Case 2. In area two a three-phase fault was created between bus 16 and 17 with a fault duration of 100ms. After the fault was cleared, the COI-referred frame index was used to establish the status of the network as seen in Figure 6, which shows that the network became unstable after the transient fault. The UFLS would be implemented first to see if the network would stabilise.

Because the traditional UFLS scheme was being implemented, the load needed to be shed at 49.3 Hz. By simulating the frequency for this specific scenario in area two, the power system went below the minimum frequency at 0.4 seconds. More simulations indicated that the network would stabilise when 1265 MVA load was shed. Figure 7 shows that the network stabilised after implementing the UFLS scheme and did not exceed 95 degrees in magnitude.

Because the UFLS scheme information was established, the hybrid control scheme could be implemented. The hybrid control scheme was executed in the same manner as in case one. First it had to be established which generator is most critical and, in this case, Figure 6 shows that area two goes OOS first. With this information, it could now be determined which generator went OOS first in that specific area. According to Figure 8, generator five went OOS first; therefore, by using the hybrid control scheme, generator five should be tripped in the first stage. If the network does not stabilise, UFLS should be implemented until the network stabilises.
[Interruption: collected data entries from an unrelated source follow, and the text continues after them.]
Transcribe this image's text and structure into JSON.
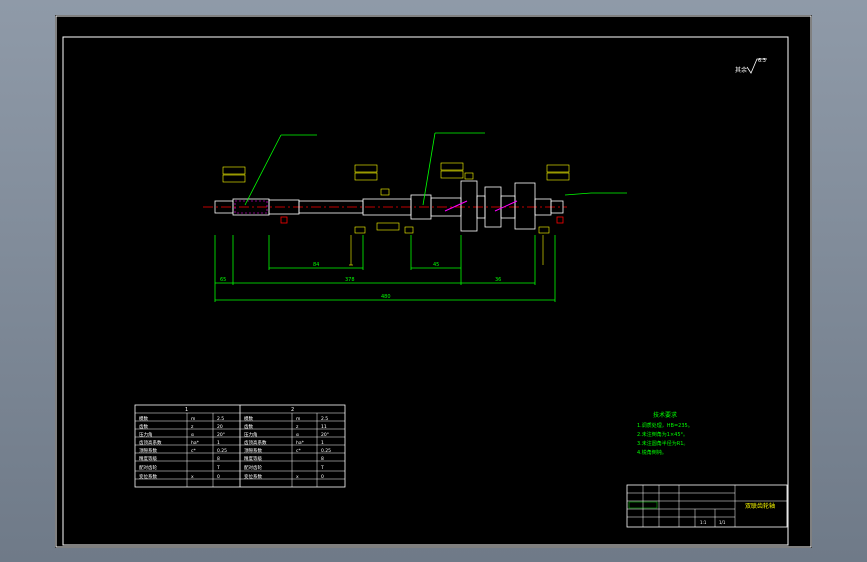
{
  "title_block": {
    "drawing_name": "双联齿轮轴",
    "scale": "1:1",
    "sheet": "1/1"
  },
  "roughness_note": "其余",
  "technical_requirements": {
    "title": "技术要求",
    "items": [
      "1.调质处理，HB=235。",
      "2.未注倒角为1×45°。",
      "3.未注圆角半径为R1。",
      "4.锐角倒钝。"
    ]
  },
  "gear_table": {
    "headers": [
      "1",
      "2"
    ],
    "rows": [
      [
        "模数",
        "m",
        "2.5",
        "模数",
        "m",
        "2.5"
      ],
      [
        "齿数",
        "z",
        "20",
        "齿数",
        "z",
        "11"
      ],
      [
        "压力角",
        "α",
        "20°",
        "压力角",
        "α",
        "20°"
      ],
      [
        "齿顶高系数",
        "ha*",
        "1",
        "齿顶高系数",
        "ha*",
        "1"
      ],
      [
        "顶隙系数",
        "c*",
        "0.25",
        "顶隙系数",
        "c*",
        "0.25"
      ],
      [
        "精度等级",
        "",
        "8",
        "精度等级",
        "",
        "8"
      ],
      [
        "配对齿轮",
        "",
        "T",
        "配对齿轮",
        "",
        "T"
      ],
      [
        "变位系数",
        "x",
        "0",
        "变位系数",
        "x",
        "0"
      ]
    ]
  },
  "dimensions": {
    "overall": "480",
    "left_segment": "65",
    "middle_segment": "378",
    "seg_a": "84",
    "seg_b": "45",
    "seg_c": "36"
  },
  "colors": {
    "frame": "#ffffff",
    "dimension": "#00ff00",
    "annotation": "#ffff00",
    "centerline": "#ff0000",
    "gear_hatch": "#ff00ff"
  }
}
By implementing only stage one (generator tripping) with this specific scenario, the network did not stabilise but did so after implementing stage two (load shedding). Stage two consists of 20% of its surrounding buses according to the voltage decline; therefore generator tripping and load shedding were necessary in this case. Figure 9 illustrates that the stress levels were just above 75 degrees using the hybrid control scheme whereas in Figure 7 with the traditional UFLS scheme it was at 95 degrees. Thus, by implementing the hybrid control scheme, less stress was exerted on the network.

Case 3. A three-phase fault was simulated on the line between bus 8 and 9 as indicated in Figure 1, area three, with a fault duration of 100ms. The status of the power system was determined by the COI-referred frame index method illustrated in Figure 10, which, by examination, showed that the network went OOS.

The UFLS would now be implemented to stabilise the network thus: load shedding will take place if the frequency exceeds 49.3 Hz. The frequency of the power system was simulated and exceeded the minimum frequency at 0.65 seconds. It was found that the amount of load to be shed was 1298.46 MVA to stabilise the network. Figure 11 indicates that the network stabilised with a stress level of just above 125 degrees.

 

 

The next step was to simulate the same three-phase fault but implement the hybrid control scheme to stabilise the electrical network. As seen in the previous case studies, the starting point was to identify the area that went OOS first as well as the generator in that area; in this case Figure 10 shows that area three went OOS first.

There was only one generator in area three, thus generator one should be tripped at the first stage. If the network did not stabilise after stage one was implemented, the hybrid control scheme would continue, implementing load shedding. After the first stage was implemented, the network stabilised with a stress level of 100 degrees. An inference can be made by comparing Figures 11 and 13 that the stress level on the network was less when using the hybrid control scheme.

 

 

4. Conclusions

The traditional under-frequency load shedding (UFLS) scheme was compared with the proposed hybrid control scheme, where generator tripping was implemented at stage one and UFLS at stages two, three and four until the network stabilised. It was found that by implementing the proposed hybrid control scheme less load needed to be shed to stabilise the network. Also, the stress level on the network was significantly less by implementing the hybrid control scheme rather than the traditional UFLS scheme and by implementing the hybrid control scheme instead of the traditional UFLS scheme, less load needs to be shed, resulting in less stress exerted on the electrical power system.